En el momento de escribir estas líneas, continúa en Colombia el debate sobre la creación de unas curules en el legislativo para ser ocupadas supuestamente por las víctimas.
Como suele suceder, la discusión se ha dado en el nivel más superficial: los que apoyan el proceso de paz con las FARC parece que creyeran que, en realidad, esas curules son la mejor – y única – manera que existe para compensar el daño sufrido por millones de personas, víctimas del conflicto colombiano. Consideran que no aprobarlas es “fallarles” a las víctimas o que es una traición a ellas. Pura superficialidad y pensamiento políticamente correcto.
Del otro lado, los opositores consideran que esas curules van a ser ocupadas y/o manipuladas por las FARC. Además, como para ellos este grupo nunca dejará la criminalidad, es claro que el control de esas curules tenga intenciones criminales. Muchos supuestos que se requieren para llegar a conclusiones. Muchas presunciones sobre futuribles que se dan como verdades absolutas. Pura superficialidad.

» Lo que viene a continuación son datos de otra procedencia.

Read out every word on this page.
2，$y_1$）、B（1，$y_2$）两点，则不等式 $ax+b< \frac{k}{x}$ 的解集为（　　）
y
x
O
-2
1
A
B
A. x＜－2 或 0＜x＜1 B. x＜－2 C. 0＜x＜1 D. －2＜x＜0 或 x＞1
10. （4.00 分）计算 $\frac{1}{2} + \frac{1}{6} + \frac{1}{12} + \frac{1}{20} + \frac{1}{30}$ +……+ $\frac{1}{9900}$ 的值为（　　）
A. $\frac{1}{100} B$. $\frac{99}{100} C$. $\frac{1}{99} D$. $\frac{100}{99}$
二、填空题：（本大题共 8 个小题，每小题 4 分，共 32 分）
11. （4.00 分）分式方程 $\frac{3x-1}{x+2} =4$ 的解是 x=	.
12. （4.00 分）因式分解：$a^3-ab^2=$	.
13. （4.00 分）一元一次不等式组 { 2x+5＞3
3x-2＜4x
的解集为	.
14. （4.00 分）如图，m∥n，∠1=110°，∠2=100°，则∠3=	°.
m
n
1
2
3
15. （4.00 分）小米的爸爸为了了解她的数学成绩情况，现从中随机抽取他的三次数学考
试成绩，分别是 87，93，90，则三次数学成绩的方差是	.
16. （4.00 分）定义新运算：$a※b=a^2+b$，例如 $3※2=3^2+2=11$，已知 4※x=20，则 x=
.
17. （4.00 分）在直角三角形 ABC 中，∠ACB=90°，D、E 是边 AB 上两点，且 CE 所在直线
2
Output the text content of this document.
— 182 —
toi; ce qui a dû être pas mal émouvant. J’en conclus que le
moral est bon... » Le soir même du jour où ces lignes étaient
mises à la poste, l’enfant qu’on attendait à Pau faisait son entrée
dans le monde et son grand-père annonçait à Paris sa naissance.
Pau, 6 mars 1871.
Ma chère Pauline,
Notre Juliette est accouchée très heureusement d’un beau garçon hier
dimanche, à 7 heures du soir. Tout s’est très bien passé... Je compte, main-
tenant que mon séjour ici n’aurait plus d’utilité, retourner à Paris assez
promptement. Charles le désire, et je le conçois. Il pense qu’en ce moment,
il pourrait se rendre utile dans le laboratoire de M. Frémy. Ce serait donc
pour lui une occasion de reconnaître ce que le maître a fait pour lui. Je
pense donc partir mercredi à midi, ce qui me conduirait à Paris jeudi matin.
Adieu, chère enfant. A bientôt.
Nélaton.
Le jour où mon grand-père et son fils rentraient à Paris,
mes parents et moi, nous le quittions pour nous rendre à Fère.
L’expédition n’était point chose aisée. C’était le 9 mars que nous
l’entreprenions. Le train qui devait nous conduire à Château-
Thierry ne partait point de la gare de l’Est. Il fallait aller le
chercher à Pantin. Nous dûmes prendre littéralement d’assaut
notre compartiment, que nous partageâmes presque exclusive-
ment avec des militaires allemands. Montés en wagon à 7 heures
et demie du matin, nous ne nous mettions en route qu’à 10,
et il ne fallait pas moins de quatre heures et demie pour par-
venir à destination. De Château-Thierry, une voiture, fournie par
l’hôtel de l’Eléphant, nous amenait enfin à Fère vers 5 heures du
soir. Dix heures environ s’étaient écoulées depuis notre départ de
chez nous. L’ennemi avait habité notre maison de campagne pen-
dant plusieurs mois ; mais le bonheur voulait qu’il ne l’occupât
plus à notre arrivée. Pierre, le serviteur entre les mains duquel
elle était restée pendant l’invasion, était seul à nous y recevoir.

Es posible que al leerse este artículo ya haya claridad sobre la resolución del conflicto. Tal como están planteadas las cosas, alguno de los dos bandos irreconciliables habrá obtenido su victoria. No hay de otra: las dinámicas del juego político hacen que todo sea un juego de suma cero. No hay posibilidad de conciliar, solo de tener bandos que ganan a costa de los demás.
Esta realidad política es resultado, a su vez, de la forma como se percibe la participación en ella, el poder y su expresión a través del Estado.
No pretendo decir si las curules deban o no crearse. Lo que me parece interesante es aprovechar este caso para señalar esa percepción y, así, apuntar a la inutilidad de la forma como se ha presentado el debate.
La concentración en si deben o no existir unos espacios específicos para ciertos grupos sociales demuestra que, a pesar de la advertencia de pensadores como James Madison, hemos permitido la creación de un Estado capturado por facciones. Ese Estado al servicio de todos, en procura del interés general (el de todos, no el de algunos disfrazado con retórica universalista) tal vez nunca existió o desde hace mucho dejó de existir.
El legislativo tendría que ser la organización encargada de identificar aquellos comportamientos, limitantes e incentivos que nos permiten vivir en sociedad. Esto es, que facilitan la canalización de conflictos por medios no violentos y que crean las condiciones para que cada individuo busque sus propios deseos, sueños y necesidades, las más de las veces en cooperación con los demás.
Pero eso es el deber ser. Lo que tenemos es unas organizaciones que representan los intereses de unos grupos a costa de los demás. Por ello, se considera tan determinante tener representación. Por ello, el juego es de suma cero. Por ello, es imposible superar la consecuencia de esta percepción: el acceso al poder se considera como la mejor forma de movilidad social porque se accede al botín que supuestamente pertenece a todos, pero que en realidad es de quién detenta el poder. La cuestión es de aprovechar el cuarto de hora de fama (o de poder).
¿De qué intereses estamos hablando? Es evidente que estos no se entienden desde un punto de vista individual. Estamos refiriéndonos a los intereses grupales, colectivos. El lector debe fijarse en la trampa: estamos hablando de víctimas, como si fueran todas iguales; como si todas sintieran lo mismo; como si su condición fuera la misma. La individualidad desaparece y es reemplazada por características específicas: en nuestra sociedad actual, dejamos de ser individuos para ser “mujeres”, “indígenas”, “gays”, “trabajadores”, “maestros” o “víctimas”. Como el criterio de agrupación es más importante que cualquier otra cosa, todos los que lo comportan serán cobijados por la misma designación y se asumirá, al peor estilo de la tradición marxista, que tendrán los mismos intereses, inquietudes y vidas.
Nótese que, además, nunca importará reparar en dos pequeños asuntos. ¿Quién debe ser el representante? ¿Cuáles son los límites de la agrupación? Como no se reflexiona sobre esto, la solución resulta siendo igual de superficial al debate: el representante será quién, así no comparta la misma característica, tengo acceso a las esferas de poder. Los límites de la agrupación nunca serán claros, ni evidentes. Son una masa amorfa que se debe mantener de esa manera, aunque, eso sí, será defendida con la más vehemente retórica.
Una sociedad corporativista es lo que hemos creado. Por ello, es la política la única forma de visibilizarse, de alcanzar intereses y hasta de buscar alivio al daño recibido en un conflicto tan cruel, prolongado y degradado como el colombiano.
Una sociedad en la que, por más procesos de paz que existan, seguimos pensando que el resultado de la negociación no puede ser diferente a lo que ya conocemos: coporativismo, faccionalismo, colectivismo, estatismo. Perdemos oportunidades para avanzar en instituciones incluyentes e impersonales porque preferimos, por la comodidad será (?), una sociedad que sea un juego de suma cero.